Dr Gabriel Aguirre-Ollinger
Lecturer, School of Elec, Mech and Mechatronic Systems
Doc of Philosophy
Gabriel Aguirre-Ollinger is a Lecturer with a research–oriented appointment at the ARC Centre of Excellence for Autonomous Systems. Prior to his academic career he worked in the automotive components industry in Mexico as a manufacturing and design engineer, and as a project leader for the production launch of new products.
His early research at Carnegie Mellon University focused on AI–based computational tools to assist decision–making in the product design process. He developed RedesignIT, a computer program that uses model–based reasoning to generate and evaluate proposals of redesign plans for engineered devices. Subsequently he held a research appointment at Universidad Panamericana in Mexico, where he worked on dynamics of parallel manipulators, and served as a consultant for the automotive industry, particularly on surface treatments for automotive transmission components.
His doctoral research at Northwestern University focused on control methods for lower–limb exoskeletons and orthotic devices. He developed a novel exoskeleton controller based on active impedance display. Previous control methods control were often based on estimation on muscle forces from electromyography, which has reliability issues, or followed pre–programmed kinematic trajectories. Dr Aguirre-Ollinger's method focuses instead on shaping the impedance of the exoskeleton in order to modify the dynamic response of the human limbs, thereby reducing muscle effort and increasing the agility of the limbs' movements. He designed and built an experimental orthotic device to test his control methods on human subjects.
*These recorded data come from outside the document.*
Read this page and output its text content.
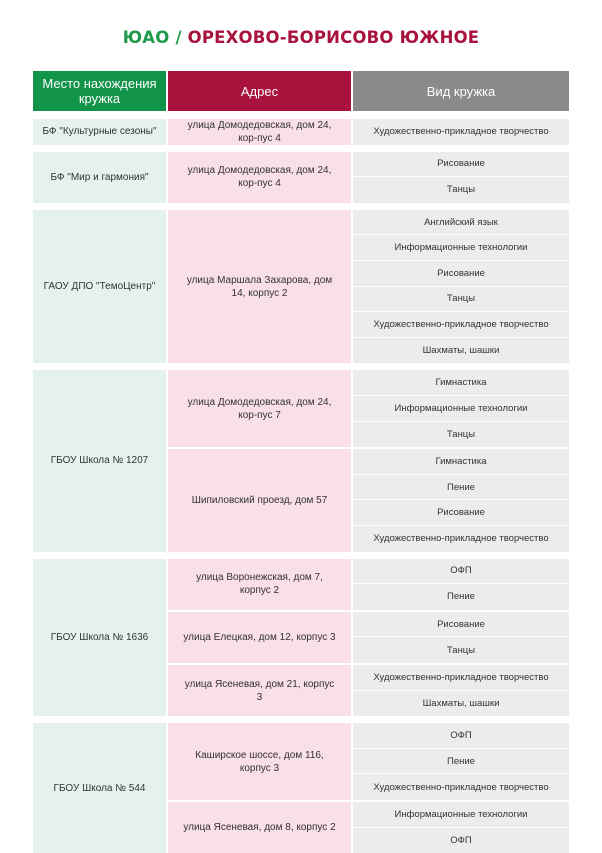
ЮАО / ОРЕХОВО-БОРИСОВО ЮЖНОЕ
Место нахождения кружка	Адрес	Вид кружка
Художественно-прикладное творчество
улица Домодедовская, дом 24, кор-пус 4
БФ "Культурные сезоны"
Рисование
Танцы
улица Домодедовская, дом 24, кор-пус 4
БФ "Мир и гармония"
Английский язык
Информационные технологии
Рисование
Танцы
Художественно-прикладное творчество
Шахматы, шашки
улица Маршала Захарова, дом 14, корпус 2
ГАОУ ДПО "ТемоЦентр"
Гимнастика
Информационные технологии
Танцы
улица Домодедовская, дом 24, кор-пус 7
Гимнастика
Пение
Рисование
Художественно-прикладное творчество
Шипиловский проезд, дом 57
ГБОУ Школа № 1207
ОФП
Пение
улица Воронежская, дом 7, корпус 2
Рисование
Танцы
улица Елецкая, дом 12, корпус 3
Художественно-прикладное творчество
Шахматы, шашки
улица Ясеневая, дом 21, корпус 3
ГБОУ Школа № 1636
ОФП
Пение
Художественно-прикладное творчество
Каширское шоссе, дом 116, корпус 3
Информационные технологии
ОФП
улица Ясеневая, дом 8, корпус 2
ГБОУ Школа № 544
His current research plans include developing a hybrid passive–active exoskeleton for assisting the upper extremities of patients with motor disorders, and implementing control algorithms for task–specific assistance. A second project focuses on a powered exoskeleton for walking assistance, with the aims of reducing the metabolic cost of walking and enhancing the agility of compensatory movements. Other research interests of Dr. Aguirre-Ollinger include stability of physical human-robot interaction and compliant actuators.
Research supervision: Yes
Aguirre-Ollinger, G., Colgate, J.E., Peshkin, M. & Goswami, A. 2012, 'Inertia Compensation Control of a One-Degree-of-Freedom Exoskeleton for Lower-Limb Assistance: Initial Experiments', IEEE Transactions on Neural Systems and Rehabilitation Engineering, vol. 20, no. 1, pp. 68-77.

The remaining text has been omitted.